Hello!

I want to split a mathematical expression 3 + 4 ( 5 * 8 )
into tokens by using space as a splitting mode. e.g
3
+
4
(
5
and so on.
But when I write

string exp;
char space[]=" ";

result=strtok(exp,space);

the compiler gives the error at the 3rd line that:
'strtok' : cannot convert parameter 1 from 'class std::basic_string<char,struct std::char_traits<char>,class std::allocator<char> >' to 'char *'


Is there any problem with the data types of exp and space?

Please help me!

Recommended Answers

All 6 Replies

You need to use the .c_str() member of the std::string class to generate a NULL-terminated C-style "string" from the memory the std::string class is managing for you.

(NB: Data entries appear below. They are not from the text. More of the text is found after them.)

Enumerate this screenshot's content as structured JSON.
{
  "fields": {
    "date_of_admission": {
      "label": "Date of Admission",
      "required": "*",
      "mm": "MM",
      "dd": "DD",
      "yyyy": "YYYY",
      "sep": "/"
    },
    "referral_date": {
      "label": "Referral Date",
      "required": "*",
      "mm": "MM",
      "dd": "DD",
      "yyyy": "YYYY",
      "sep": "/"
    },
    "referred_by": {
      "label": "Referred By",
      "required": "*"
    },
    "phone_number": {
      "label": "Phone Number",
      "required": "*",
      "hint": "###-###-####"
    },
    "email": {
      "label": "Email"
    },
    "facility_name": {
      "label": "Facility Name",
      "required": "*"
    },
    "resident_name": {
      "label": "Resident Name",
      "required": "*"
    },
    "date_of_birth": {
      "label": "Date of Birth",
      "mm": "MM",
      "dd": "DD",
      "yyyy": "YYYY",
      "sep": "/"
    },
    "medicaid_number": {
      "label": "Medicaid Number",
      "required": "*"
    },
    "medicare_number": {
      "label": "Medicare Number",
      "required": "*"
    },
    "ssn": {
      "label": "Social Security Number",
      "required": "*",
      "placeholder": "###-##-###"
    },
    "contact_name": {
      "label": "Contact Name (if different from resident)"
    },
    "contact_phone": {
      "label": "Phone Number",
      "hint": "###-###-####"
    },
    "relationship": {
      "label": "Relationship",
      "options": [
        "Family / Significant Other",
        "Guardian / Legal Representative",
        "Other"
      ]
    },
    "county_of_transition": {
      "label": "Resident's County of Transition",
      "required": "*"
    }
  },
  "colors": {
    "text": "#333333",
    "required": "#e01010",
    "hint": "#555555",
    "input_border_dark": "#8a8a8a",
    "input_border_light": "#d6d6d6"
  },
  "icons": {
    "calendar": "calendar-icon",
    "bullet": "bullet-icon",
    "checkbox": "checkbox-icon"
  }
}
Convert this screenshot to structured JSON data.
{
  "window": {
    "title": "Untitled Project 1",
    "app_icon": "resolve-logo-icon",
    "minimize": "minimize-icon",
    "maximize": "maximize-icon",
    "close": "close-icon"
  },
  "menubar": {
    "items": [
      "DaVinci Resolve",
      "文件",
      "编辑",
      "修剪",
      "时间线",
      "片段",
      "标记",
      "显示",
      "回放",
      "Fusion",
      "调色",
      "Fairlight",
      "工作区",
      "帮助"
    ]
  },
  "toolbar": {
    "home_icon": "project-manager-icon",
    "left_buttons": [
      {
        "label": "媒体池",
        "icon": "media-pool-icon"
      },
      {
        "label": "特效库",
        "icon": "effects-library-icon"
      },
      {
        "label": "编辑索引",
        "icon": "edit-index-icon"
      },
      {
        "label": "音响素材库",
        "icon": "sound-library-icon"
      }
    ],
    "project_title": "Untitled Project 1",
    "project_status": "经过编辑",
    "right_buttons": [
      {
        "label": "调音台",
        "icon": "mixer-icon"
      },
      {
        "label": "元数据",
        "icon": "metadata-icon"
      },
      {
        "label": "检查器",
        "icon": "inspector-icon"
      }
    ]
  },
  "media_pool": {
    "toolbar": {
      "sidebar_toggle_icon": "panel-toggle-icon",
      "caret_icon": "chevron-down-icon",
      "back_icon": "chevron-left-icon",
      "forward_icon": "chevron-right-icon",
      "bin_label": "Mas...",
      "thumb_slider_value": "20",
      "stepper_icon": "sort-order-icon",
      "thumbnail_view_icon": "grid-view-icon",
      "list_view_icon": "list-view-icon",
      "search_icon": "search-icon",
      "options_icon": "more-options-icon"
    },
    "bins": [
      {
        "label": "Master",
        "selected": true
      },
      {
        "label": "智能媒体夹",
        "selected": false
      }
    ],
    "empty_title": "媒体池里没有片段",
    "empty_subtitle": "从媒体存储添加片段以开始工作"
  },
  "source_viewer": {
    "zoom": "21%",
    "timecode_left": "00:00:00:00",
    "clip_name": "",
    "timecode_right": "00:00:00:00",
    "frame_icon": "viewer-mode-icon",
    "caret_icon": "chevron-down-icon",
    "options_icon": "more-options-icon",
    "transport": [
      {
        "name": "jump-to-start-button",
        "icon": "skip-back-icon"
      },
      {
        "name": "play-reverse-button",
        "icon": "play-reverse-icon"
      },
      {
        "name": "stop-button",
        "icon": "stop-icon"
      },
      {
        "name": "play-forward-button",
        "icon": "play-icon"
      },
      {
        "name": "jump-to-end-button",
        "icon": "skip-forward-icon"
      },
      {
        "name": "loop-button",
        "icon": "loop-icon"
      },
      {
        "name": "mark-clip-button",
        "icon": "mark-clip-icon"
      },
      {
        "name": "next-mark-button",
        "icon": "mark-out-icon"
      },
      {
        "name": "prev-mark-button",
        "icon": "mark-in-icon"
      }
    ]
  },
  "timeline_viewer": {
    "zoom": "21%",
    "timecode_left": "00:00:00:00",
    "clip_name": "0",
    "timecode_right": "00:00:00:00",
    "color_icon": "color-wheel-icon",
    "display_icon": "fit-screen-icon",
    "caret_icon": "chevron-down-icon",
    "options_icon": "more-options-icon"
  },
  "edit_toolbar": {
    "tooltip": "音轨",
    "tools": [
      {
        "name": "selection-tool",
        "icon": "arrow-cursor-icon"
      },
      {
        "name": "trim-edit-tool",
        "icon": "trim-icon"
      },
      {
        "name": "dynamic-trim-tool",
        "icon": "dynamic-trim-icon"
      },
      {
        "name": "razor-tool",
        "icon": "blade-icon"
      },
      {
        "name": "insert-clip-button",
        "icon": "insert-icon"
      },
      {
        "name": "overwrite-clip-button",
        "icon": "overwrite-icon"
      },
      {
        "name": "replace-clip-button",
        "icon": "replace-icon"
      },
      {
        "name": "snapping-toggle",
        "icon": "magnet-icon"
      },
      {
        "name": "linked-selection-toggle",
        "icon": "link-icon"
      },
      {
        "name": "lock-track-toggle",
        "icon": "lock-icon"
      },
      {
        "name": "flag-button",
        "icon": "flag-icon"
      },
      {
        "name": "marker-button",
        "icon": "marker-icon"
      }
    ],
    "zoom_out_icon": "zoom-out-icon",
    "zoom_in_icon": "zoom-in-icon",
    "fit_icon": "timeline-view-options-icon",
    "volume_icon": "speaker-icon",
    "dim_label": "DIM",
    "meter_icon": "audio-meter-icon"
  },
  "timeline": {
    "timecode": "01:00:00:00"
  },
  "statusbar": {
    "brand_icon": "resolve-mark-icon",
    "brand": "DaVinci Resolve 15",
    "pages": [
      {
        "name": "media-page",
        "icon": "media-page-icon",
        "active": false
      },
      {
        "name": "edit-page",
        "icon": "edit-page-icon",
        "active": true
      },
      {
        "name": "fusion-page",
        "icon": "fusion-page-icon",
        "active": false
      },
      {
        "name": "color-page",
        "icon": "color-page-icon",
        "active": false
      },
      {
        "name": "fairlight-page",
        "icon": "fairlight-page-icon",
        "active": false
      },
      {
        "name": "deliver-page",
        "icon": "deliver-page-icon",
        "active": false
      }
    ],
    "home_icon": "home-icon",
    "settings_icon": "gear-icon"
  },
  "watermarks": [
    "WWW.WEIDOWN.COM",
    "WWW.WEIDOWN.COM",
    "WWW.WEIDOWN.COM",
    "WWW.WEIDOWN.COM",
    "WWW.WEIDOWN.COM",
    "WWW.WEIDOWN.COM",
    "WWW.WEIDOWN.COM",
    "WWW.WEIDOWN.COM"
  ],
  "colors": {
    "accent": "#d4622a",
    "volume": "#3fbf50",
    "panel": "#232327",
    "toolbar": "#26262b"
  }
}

I would also suggest a polymorphic approach to parsing expressions like that, specifically using polymorphically a member function to return the result of a simple (what I will call) "term" of the form: n * b

ex:
3 * 5
or
1235 + 41236
or
-1000 - 342345

etc.

But then again, you don't have to listen to every fool willing to type--and I don't even know that's what you're doing.

don't use strtok() because it will put 0s in the std::string buffer, invalidating that buffer.

Instead, use std::string's find() method to locate the spaces, the substr() to extract the characters.

#include <iostream>
#include <string>
#include <sstream>

int main()
{
    std::stringstream expression(" 3 + 4 ( 5 * 8 ");
    std::string token;

    const char DELIMITER(' ');

    while (std::getline(expression, token, DELIMITER))
    {
        std::cout << token << std::endl;
    }
}
const char DELIMITER(' ');

There is no need to provide a delimiter of whitespace explicitly. Standard streams (std::cin, std::stringstream) parse on whitespace by default. For example:

#include <iostream>
#include <sstream>
#include <string>

int main () {

    std::stringstream expr("3 + 4 * ( 5 * 8 )");
    std::string token;
    while (expr >> token)
        std::cout << token << std::endl;
    return 0;
}

You may want to look at using the substr method and the find method for std::strings to help break strings apart.

You may want to look at using the substr method and the find method for std::strings to help break strings apart.

I already suggested that yesterday, but I think using stringstream is a better solution.